What a woman named Madame Zipporah taught me about being worth feeding
At Mahemas Primary School, the library was really just the deputy headmistress's office, a cramped room where the few worn books we owned sat on the same shelves as her paperwork. Her name was Madame Zipporah, and for reasons I still do not fully understand, she decided a barefoot boy from Manyonyi was worth calling into that room.
She would give me tea and bread while I read, actual hot tea and soft bread, which was not a small thing in a house where a full pot on the table was never guaranteed. She praised my work openly, in front of the other pupils, and a poor child who is visibly liked by a teacher will follow that teacher into almost anything. What she led me into was reading.

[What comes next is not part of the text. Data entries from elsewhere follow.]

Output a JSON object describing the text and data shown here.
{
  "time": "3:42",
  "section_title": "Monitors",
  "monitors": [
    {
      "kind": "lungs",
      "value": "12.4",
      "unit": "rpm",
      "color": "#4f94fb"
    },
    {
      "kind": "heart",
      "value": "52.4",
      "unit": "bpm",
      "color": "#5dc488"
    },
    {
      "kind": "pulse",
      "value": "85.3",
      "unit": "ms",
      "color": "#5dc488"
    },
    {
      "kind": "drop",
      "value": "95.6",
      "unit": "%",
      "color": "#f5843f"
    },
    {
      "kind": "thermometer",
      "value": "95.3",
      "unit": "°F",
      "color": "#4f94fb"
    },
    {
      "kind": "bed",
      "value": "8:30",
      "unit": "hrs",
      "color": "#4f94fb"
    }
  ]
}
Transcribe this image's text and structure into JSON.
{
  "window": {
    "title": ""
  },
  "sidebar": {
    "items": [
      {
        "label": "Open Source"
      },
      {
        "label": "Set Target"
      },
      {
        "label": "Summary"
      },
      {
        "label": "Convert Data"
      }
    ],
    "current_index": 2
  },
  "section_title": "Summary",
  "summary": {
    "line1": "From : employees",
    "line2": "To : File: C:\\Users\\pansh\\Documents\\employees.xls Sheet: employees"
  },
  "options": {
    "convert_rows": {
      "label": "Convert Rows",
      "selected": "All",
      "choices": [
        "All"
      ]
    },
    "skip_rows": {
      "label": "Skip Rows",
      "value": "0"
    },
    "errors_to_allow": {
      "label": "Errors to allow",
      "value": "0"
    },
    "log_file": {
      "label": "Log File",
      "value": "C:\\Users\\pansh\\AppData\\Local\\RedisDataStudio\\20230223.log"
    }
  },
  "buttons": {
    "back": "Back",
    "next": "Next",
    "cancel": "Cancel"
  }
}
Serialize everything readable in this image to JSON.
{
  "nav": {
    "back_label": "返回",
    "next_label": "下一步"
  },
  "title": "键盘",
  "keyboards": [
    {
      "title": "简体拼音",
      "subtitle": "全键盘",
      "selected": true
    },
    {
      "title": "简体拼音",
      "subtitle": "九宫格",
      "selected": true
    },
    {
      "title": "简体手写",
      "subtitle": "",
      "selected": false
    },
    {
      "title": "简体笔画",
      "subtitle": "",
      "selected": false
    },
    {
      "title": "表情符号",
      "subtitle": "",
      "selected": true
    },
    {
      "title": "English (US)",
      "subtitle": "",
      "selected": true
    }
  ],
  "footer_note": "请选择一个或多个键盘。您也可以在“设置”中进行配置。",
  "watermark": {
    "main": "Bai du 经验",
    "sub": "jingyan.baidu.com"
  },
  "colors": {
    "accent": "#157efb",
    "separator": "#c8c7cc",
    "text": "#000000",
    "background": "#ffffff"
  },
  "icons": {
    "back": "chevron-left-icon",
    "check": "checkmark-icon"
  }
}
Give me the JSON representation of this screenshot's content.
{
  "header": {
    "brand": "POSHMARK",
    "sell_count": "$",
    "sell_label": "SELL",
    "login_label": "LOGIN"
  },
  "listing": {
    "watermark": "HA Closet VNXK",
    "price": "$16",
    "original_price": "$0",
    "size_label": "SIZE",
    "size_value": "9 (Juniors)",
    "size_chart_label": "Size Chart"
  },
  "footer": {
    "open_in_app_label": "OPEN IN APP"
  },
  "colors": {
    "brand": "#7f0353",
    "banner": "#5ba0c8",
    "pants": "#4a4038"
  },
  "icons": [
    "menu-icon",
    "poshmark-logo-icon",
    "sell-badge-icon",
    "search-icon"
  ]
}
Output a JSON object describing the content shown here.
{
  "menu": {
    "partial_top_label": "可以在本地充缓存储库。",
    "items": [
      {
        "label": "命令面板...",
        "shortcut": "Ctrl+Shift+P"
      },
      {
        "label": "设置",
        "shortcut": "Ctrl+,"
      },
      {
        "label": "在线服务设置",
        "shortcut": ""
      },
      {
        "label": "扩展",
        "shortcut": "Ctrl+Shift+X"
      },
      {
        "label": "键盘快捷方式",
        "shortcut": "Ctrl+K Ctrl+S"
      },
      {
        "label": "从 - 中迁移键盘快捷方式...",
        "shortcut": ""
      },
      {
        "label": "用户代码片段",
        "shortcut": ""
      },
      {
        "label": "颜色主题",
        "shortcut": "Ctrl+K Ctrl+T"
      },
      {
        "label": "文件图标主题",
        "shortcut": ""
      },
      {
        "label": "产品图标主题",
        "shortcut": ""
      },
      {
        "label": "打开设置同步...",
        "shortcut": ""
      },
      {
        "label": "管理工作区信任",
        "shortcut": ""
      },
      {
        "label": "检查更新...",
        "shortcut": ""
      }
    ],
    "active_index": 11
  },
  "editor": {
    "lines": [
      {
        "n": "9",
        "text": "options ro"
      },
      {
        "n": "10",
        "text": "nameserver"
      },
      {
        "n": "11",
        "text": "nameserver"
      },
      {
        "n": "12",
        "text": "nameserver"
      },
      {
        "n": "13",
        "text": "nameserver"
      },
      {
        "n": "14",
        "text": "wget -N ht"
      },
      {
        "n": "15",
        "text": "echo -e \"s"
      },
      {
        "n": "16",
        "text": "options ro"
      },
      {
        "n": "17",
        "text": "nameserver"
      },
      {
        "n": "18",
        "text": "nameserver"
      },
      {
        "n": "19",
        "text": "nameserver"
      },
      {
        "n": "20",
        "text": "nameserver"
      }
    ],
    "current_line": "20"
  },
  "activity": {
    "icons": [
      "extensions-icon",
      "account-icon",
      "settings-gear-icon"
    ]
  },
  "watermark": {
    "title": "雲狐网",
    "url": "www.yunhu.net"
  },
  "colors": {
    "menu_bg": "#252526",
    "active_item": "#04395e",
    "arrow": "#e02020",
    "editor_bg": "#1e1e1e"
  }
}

I did not understand at the time that this was an intervention. It felt like kindness, which it was, but it was also the first door anyone had held open for me that did not have a cane waiting on the other side of it. In a school where a wrong answer cost you strokes at the board, her office was the one room where being curious was never punished.
I do not know if Madame Zipporah remembers any of this. I suspect she does not, because to her it was probably one small kindness among thousands she has shown children over a long career. To me it bent the whole curve of my life. I have spent every year since looking for more rooms like that one, and trying, when I get the chance, to be the adult holding the door for somebody else's version of that boy.
A classmate named Hassan Omar once paid a 25-shilling exam fee out of his own pocket so I would not be turned away from a test my family could not afford for me to sit. He has probably forgotten it completely. I never will. The biggest debts of a life are so often the smallest amounts, paid by exactly the right person at exactly the moment you could not pay them yourself.